Webb included the phrasing in the line "Along the coach roads I did ride" to convey a kind of "antique way of speaking". Not sure of where the song was leading him, Webb realized that the highwayman character does not die, but becomes reincarnated, and the three subsequent verses evolve from that idea. In the second verse he becomes a sailor, in the third verse a dam builder, and in the fourth verse Webb switches to future tense and the character becomes an astronaut who will someday "fly a starship across the universe divide".

==Versions==

===Jimmy Webb version===
Webb's version of the song was first released on the album El Mirage in May 1977.

===Glen Campbell version===
Webb then brought the song to Glen Campbell, who recorded it in 1978. Campbell eventually released the song on his album Highwayman in October 1979.

===The Highwaymen version===

In 1984, Campbell played the song "Highwayman" for Johnny Cash, who was making a quartet album with Willie Nelson, Waylon Jennings, and Kris Kristofferson. A few years earlier, Webb brought the song to Jennings, but Jennings, having heard the Campbell version, said "I just couldn't see it then". The four were all together in Switzerland doing a television special and decided that they should do a project together. While the four were recording their first album, Marty Stuart again played the song for Cash, saying it would be perfect for them—four verses, four souls, and four of them. Campbell then played the song again, this time to all four of them, and the quartet had the name for their new supergroup, the Highwaymen, the name of their first album, Highwayman, and the name of their first single. The four thought it was a perfect name for them because they were always on the road and all four had the image of being outlaws in country music.

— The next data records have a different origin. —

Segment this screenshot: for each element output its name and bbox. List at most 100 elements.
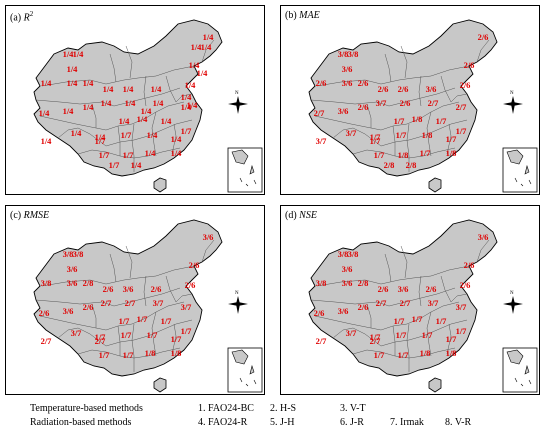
region-best-method-label: 1/7 (121, 330, 133, 340)
country-outline (308, 19, 498, 177)
inset-islands (506, 149, 532, 187)
region-best-method-label: 3/7 (376, 98, 388, 108)
region-best-method-label: 3/7 (71, 328, 83, 338)
country-outline (33, 19, 223, 177)
region-border (380, 65, 470, 85)
region-best-method-label: 2/8 (384, 160, 395, 170)
region-border (366, 303, 372, 328)
region-border (400, 45, 408, 79)
region-best-method-label: 3/8 (348, 249, 359, 259)
inset-islands (231, 149, 257, 187)
legend-method-6: 6. J-R (340, 417, 364, 428)
region-border (77, 147, 181, 159)
region-best-method-label: 1/7 (370, 132, 382, 142)
region-best-method-label: 1/4 (187, 100, 199, 110)
region-best-method-label: 2/6 (39, 308, 50, 318)
region-best-method-label: 1/7 (147, 330, 159, 340)
north-label: N (235, 291, 239, 296)
region-best-method-label: 1/7 (123, 150, 135, 160)
panel-d: N 3/8 3/8 3/6 3/8 3/6 2/8 2/6 3/6 2/6 2/6 3/6 2/6 2/6… (280, 205, 540, 395)
region-best-method-label: 1/4 (83, 78, 95, 88)
panel-c: N 3/8 3/8 3/6 3/8 3/6 2/8 2/6 3/6 2/6 2/6 3/6 2/6 2/6… (5, 205, 265, 395)
region-border (366, 103, 372, 128)
panel-metric: R (23, 12, 30, 24)
region-best-method-label: 3/6 (123, 284, 134, 294)
region-best-method-label: 1/8 (171, 348, 182, 358)
region-border (143, 275, 147, 307)
region-best-method-label: 3/8 (348, 49, 359, 59)
legend-method-1: 1. FAO24-BC (198, 403, 254, 414)
region-border (332, 127, 382, 147)
region-best-method-label: 2/6 (151, 284, 162, 294)
region-best-method-label: 3/8 (316, 278, 327, 288)
panel-metric: NSE (299, 210, 317, 221)
region-border (105, 265, 195, 285)
legend-row-radiation: Radiation-based methods 4. FAO24-R 5. J-… (30, 417, 540, 431)
region-best-method-label: 1/7 (398, 350, 410, 360)
region-best-method-label: 1/4 (95, 132, 107, 142)
region-best-method-label: 1/4 (63, 106, 75, 116)
north-arrow-icon: N (228, 91, 248, 114)
region-best-method-label: 3/7 (153, 298, 165, 308)
region-best-method-label: 1/4 (67, 78, 79, 88)
region-best-method-label: 1/7 (394, 116, 406, 126)
panel-letter: (b) (285, 10, 300, 21)
region-best-method-label: 2/6 (400, 98, 411, 108)
region-best-method-label: 1/7 (446, 134, 458, 144)
region-best-method-label: 2/8 (406, 160, 417, 170)
region-border (117, 325, 121, 356)
region-best-method-label: 1/8 (412, 114, 423, 124)
region-border (39, 115, 107, 131)
region-border (314, 315, 382, 331)
region-best-method-label: 2/6 (460, 80, 471, 90)
region-best-method-label: 2/7 (376, 298, 388, 308)
region-border (41, 279, 107, 287)
region-best-method-label: 1/4 (153, 98, 165, 108)
legend-radiation-title: Radiation-based methods (30, 417, 132, 428)
region-best-method-label: 1/7 (436, 116, 448, 126)
region-best-method-label: 1/4 (197, 68, 209, 78)
panel-b: N 3/8 3/8 3/6 2/6 3/6 2/6 2/6 2/6 3/6 2/6 2/6 2/6 2/7… (280, 5, 540, 195)
region-best-method-label: 1/4 (161, 116, 173, 126)
region-best-method-label: 1/7 (137, 314, 149, 324)
region-best-method-label: 1/4 (41, 78, 53, 88)
region-best-method-label: 3/6 (203, 232, 214, 242)
region-border (171, 123, 177, 155)
region-best-method-label: 1/7 (181, 326, 193, 336)
region-best-method-label: 3/6 (342, 264, 353, 274)
panel-metric: MAE (299, 10, 320, 21)
region-best-method-label: 2/6 (464, 260, 475, 270)
region-border (440, 275, 452, 303)
region-border (406, 323, 410, 372)
panel-metric: RMSE (23, 210, 50, 221)
region-best-method-label: 1/8 (420, 348, 431, 358)
region-best-method-label: 1/4 (39, 108, 51, 118)
region-best-method-label: 1/4 (125, 98, 137, 108)
region-best-method-label: 1/4 (185, 80, 197, 90)
north-label: N (510, 291, 514, 296)
region-border (113, 287, 181, 307)
region-border (316, 79, 382, 87)
region-border (418, 275, 422, 307)
region-border (440, 75, 452, 103)
region-best-method-label: 1/7 (456, 126, 468, 136)
region-best-method-label: 2/7 (41, 336, 53, 346)
legend-temperature-title: Temperature-based methods (30, 403, 143, 414)
region-border (476, 239, 490, 263)
panel-title: (a) R2 (10, 10, 33, 23)
region-best-method-label: 1/4 (83, 102, 95, 112)
region-border (105, 65, 195, 85)
region-best-method-label: 1/4 (203, 32, 215, 42)
region-best-method-label: 1/4 (67, 64, 79, 74)
region-best-method-label: 1/4 (71, 128, 83, 138)
panel-letter: (c) (10, 210, 24, 221)
region-best-method-label: 2/7 (456, 102, 468, 112)
china-map: N 3/8 3/8 3/6 2/6 3/6 2/6 2/6 2/6 3/6 2/6 2/6 2/6 2/7… (308, 19, 538, 193)
region-border (109, 53, 117, 83)
region-border (384, 53, 392, 83)
region-border (91, 103, 97, 128)
region-best-method-label: 3/7 (316, 136, 328, 146)
region-best-method-label: 1/8 (446, 348, 457, 358)
region-best-method-label: 1/7 (121, 130, 133, 140)
region-best-method-label: 3/6 (398, 284, 409, 294)
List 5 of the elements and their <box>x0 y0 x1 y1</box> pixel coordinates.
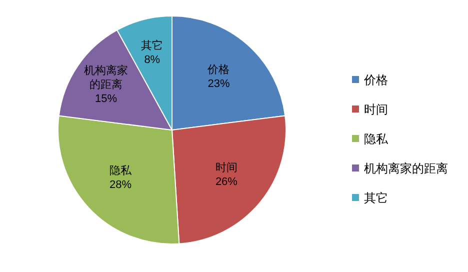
legend-label: 机构离家的距离 <box>364 162 448 176</box>
legend-label: 隐私 <box>364 132 389 146</box>
legend-label: 其它 <box>364 191 388 205</box>
legend-label: 时间 <box>364 102 388 116</box>
legend-label: 价格 <box>363 73 388 87</box>
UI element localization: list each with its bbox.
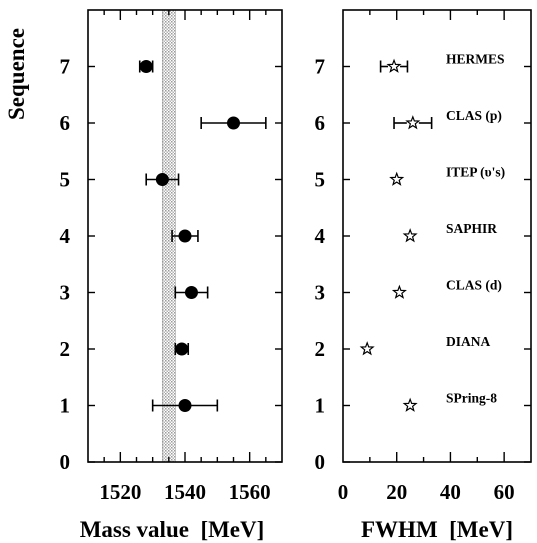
experiment-label: SAPHIR — [446, 221, 497, 236]
y-tick-label: 6 — [315, 111, 326, 135]
fwhm-star-marker — [386, 58, 402, 73]
experiment-label: CLAS (d) — [446, 278, 502, 293]
fwhm-data-point: ITEP (υ's) — [389, 165, 505, 186]
mass-data-point — [200, 116, 267, 130]
y-tick-label: 7 — [315, 55, 326, 79]
experiment-label: ITEP (υ's) — [446, 165, 505, 180]
mass-data-point — [171, 229, 199, 243]
y-tick-label: 7 — [60, 55, 71, 79]
experiment-label: SPring-8 — [446, 391, 497, 406]
y-tick-label: 2 — [60, 337, 71, 361]
mass-marker — [155, 173, 169, 186]
y-tick-label: 2 — [315, 337, 326, 361]
y-tick-label: 4 — [60, 224, 71, 248]
mass-x-tick-label: 1540 — [164, 480, 206, 504]
y-tick-label: 5 — [315, 168, 326, 192]
fwhm-x-tick-label: 40 — [440, 480, 461, 504]
mass-data-point — [151, 399, 219, 412]
y-axis-title: Sequence — [4, 28, 29, 120]
fwhm-star-marker — [402, 397, 418, 412]
mass-panel: 0 1 2 3 4 5 6 7 1520 1540 1560 Mass value [MeV] Se… — [4, 9, 283, 542]
mass-axis: 0 1 2 3 4 5 6 7 1520 1540 1560 — [60, 10, 282, 504]
fwhm-data-point: HERMES — [379, 52, 505, 73]
mass-data-point — [174, 286, 209, 299]
fwhm-star-marker — [402, 228, 418, 243]
fwhm-plot-frame — [342, 9, 532, 463]
mass-points — [138, 60, 267, 412]
fwhm-star-marker — [389, 171, 405, 186]
y-tick-label: 0 — [60, 450, 71, 474]
mass-marker — [139, 60, 153, 73]
fwhm-x-tick-label: 0 — [338, 480, 349, 504]
mass-marker — [178, 399, 192, 412]
mass-marker — [175, 342, 189, 356]
fwhm-x-tick-label: 60 — [494, 480, 515, 504]
y-tick-label: 1 — [315, 394, 326, 418]
y-tick-label: 6 — [60, 111, 71, 135]
mass-marker — [178, 229, 192, 243]
y-tick-label: 3 — [315, 281, 326, 305]
fwhm-star-marker — [405, 115, 421, 130]
experiment-label: CLAS (p) — [446, 108, 502, 123]
mass-x-tick-label: 1560 — [229, 480, 271, 504]
mass-marker — [227, 116, 240, 130]
mass-x-axis-title: Mass value [MeV] — [80, 517, 265, 542]
fwhm-x-axis-title: FWHM [MeV] — [361, 517, 513, 542]
fwhm-points: HERMES CLAS (p) ITEP (υ's) SAPHIR CLAS (d) DI… — [359, 52, 505, 412]
mass-data-point — [174, 342, 190, 356]
fwhm-panel: 0 1 2 3 4 5 6 7 0 20 40 60 HERMES CLAS (p) ITEP (υ's)… — [315, 9, 532, 542]
y-tick-label: 0 — [315, 450, 326, 474]
fwhm-data-point: CLAS (p) — [393, 108, 502, 130]
mass-x-tick-label: 1520 — [99, 480, 141, 504]
mass-data-point — [138, 60, 154, 73]
fwhm-axis: 0 1 2 3 4 5 6 7 0 20 40 60 — [315, 10, 531, 504]
y-tick-label: 4 — [315, 224, 326, 248]
mass-data-point — [145, 173, 180, 186]
experiment-label: DIANA — [446, 334, 491, 349]
fwhm-star-marker — [391, 284, 407, 299]
y-tick-label: 5 — [60, 168, 71, 192]
fwhm-data-point: SPring-8 — [402, 391, 497, 412]
y-tick-label: 3 — [60, 281, 71, 305]
fwhm-data-point: CLAS (d) — [391, 278, 502, 299]
fwhm-star-marker — [359, 341, 375, 356]
experiment-label: HERMES — [446, 52, 505, 67]
fwhm-x-tick-label: 20 — [386, 480, 407, 504]
fwhm-data-point: DIANA — [359, 334, 491, 356]
mass-marker — [184, 286, 198, 299]
fwhm-data-point: SAPHIR — [402, 221, 497, 243]
y-tick-label: 1 — [60, 394, 71, 418]
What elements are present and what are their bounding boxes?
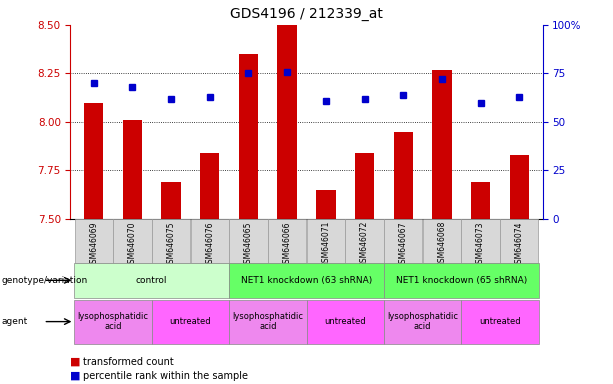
Bar — [462, 219, 500, 263]
Bar — [316, 190, 335, 219]
Bar — [229, 300, 306, 344]
Text: GSM646076: GSM646076 — [205, 221, 215, 268]
Bar — [152, 219, 190, 263]
Text: lysophosphatidic
acid: lysophosphatidic acid — [387, 312, 458, 331]
Text: GSM646067: GSM646067 — [398, 221, 408, 268]
Bar — [471, 182, 490, 219]
Bar — [394, 132, 413, 219]
Bar — [161, 182, 181, 219]
Text: GSM646065: GSM646065 — [244, 221, 253, 268]
Bar — [306, 219, 345, 263]
Bar — [423, 219, 461, 263]
Text: GSM646075: GSM646075 — [167, 221, 175, 268]
Bar — [113, 219, 151, 263]
Bar — [345, 219, 384, 263]
Text: GSM646070: GSM646070 — [128, 221, 137, 268]
Text: lysophosphatidic
acid: lysophosphatidic acid — [232, 312, 303, 331]
Text: agent: agent — [1, 317, 28, 326]
Bar — [74, 300, 152, 344]
Bar — [384, 219, 422, 263]
Bar — [278, 25, 297, 219]
Bar — [384, 263, 539, 298]
Text: lysophosphatidic
acid: lysophosphatidic acid — [78, 312, 148, 331]
Bar — [200, 153, 219, 219]
Text: genotype/variation: genotype/variation — [1, 276, 88, 285]
Bar — [75, 219, 113, 263]
Bar — [123, 120, 142, 219]
Text: ■: ■ — [70, 357, 85, 367]
Text: GSM646068: GSM646068 — [438, 221, 446, 268]
Text: GSM646069: GSM646069 — [89, 221, 98, 268]
Text: transformed count: transformed count — [83, 357, 173, 367]
Text: percentile rank within the sample: percentile rank within the sample — [83, 371, 248, 381]
Text: GSM646071: GSM646071 — [321, 221, 330, 268]
Bar — [500, 219, 538, 263]
Bar — [384, 300, 461, 344]
Text: control: control — [136, 276, 167, 285]
Bar — [84, 103, 104, 219]
Text: GSM646066: GSM646066 — [283, 221, 292, 268]
Bar — [461, 300, 539, 344]
Text: GSM646072: GSM646072 — [360, 221, 369, 268]
Text: GSM646073: GSM646073 — [476, 221, 485, 268]
Text: untreated: untreated — [479, 317, 521, 326]
Bar — [191, 219, 229, 263]
Bar — [306, 300, 384, 344]
Text: GSM646074: GSM646074 — [515, 221, 524, 268]
Bar — [355, 153, 374, 219]
Text: untreated: untreated — [324, 317, 366, 326]
Bar — [268, 219, 306, 263]
Bar — [74, 263, 229, 298]
Text: NET1 knockdown (65 shRNA): NET1 knockdown (65 shRNA) — [395, 276, 527, 285]
Bar — [152, 300, 229, 344]
Text: untreated: untreated — [170, 317, 211, 326]
Text: NET1 knockdown (63 shRNA): NET1 knockdown (63 shRNA) — [241, 276, 372, 285]
Title: GDS4196 / 212339_at: GDS4196 / 212339_at — [230, 7, 383, 21]
Text: ■: ■ — [70, 371, 85, 381]
Bar — [432, 70, 452, 219]
Bar — [509, 155, 529, 219]
Bar — [229, 263, 384, 298]
Bar — [239, 54, 258, 219]
Bar — [229, 219, 268, 263]
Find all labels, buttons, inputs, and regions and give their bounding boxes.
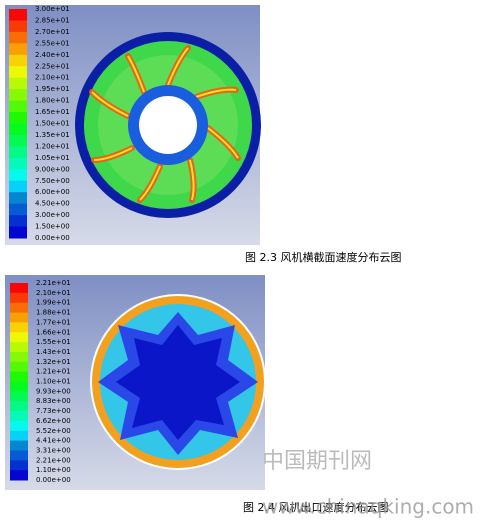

In the Highwaymen's version of the song, each of the four verses was sung by a different performer: first Nelson as the highwayman, then Kristofferson as the sailor, then Jennings as the dam builder, and finally Cash as the starship captain. Webb later observed, "I don't know how they decided who would take which verse, but having Johnny last was like having God singing your song."

A black-and-white music video was released, which used actors to re-enact the song's lyrics, including the deaths of the first three characters. Each of the performers is seen briefly in the sky singing a few lines, as their segment of the song concludes.
Footage of the canceled Northrop F-20 Tigershark fighter jet is featured in the video, and the video wraps up with the faces of Jennings, Nelson, Cash and Kristofferson lined up, similar to the presidents on Mount Rushmore.

Their cover of the Webb song remains the most popular and widely known of the Highwaymen's songs. The version by the quartet entered the Hot Country Songs Billboard chart on May 18, 1985, rose to number 1 and spent 20 weeks total on the chart. It finished 1985 as the number 5 country song of the year in terms of airplay.

====Chart positions====

| Chart (1985) | Peak position |
|---|---|
| US Hot Country Songs (Billboard) | 1 |
| Canadian RPM Country Tracks | 1 |
| Canadian RPM Adult Contemporary Tracks | 19 |

====Certifications====

Certifications for Highwayman
| Region | Certification | Certified units/sales |
| United Kingdom (BPI) | Silver | 200,000^{‡} |
| New Zealand (RMNZ) | Gold | 15,000^{‡} |
^{‡} Sales+streaming figures based on certification alone.

====Awards====
The Highwaymen's version of the song earned songwriter Jimmy Webb a Grammy Award for 1985's "Best Country Song".

== The Highwomen ==

When Brandi Carlile, Natalie Hemby, Maren Morris, and Amanda Shires formed the female supergroup The Highwomen in homage to the Nelson–Jennings–Cash–Kristofferson supergroup, they opened their eponymous 2019 debut album with Shires and Carlile adapting Webb's lyrics (with his blessing and assistance) as a response song reflecting how women throughout history often sacrifice themselves for a greater good, illustrating this with a Honduran immigrant who dies getting her children over the border (sung by Carlile), a healer executed for witchcraft (Shires), a freedom rider (guest vocals from Yola), and a preacher (Hemby).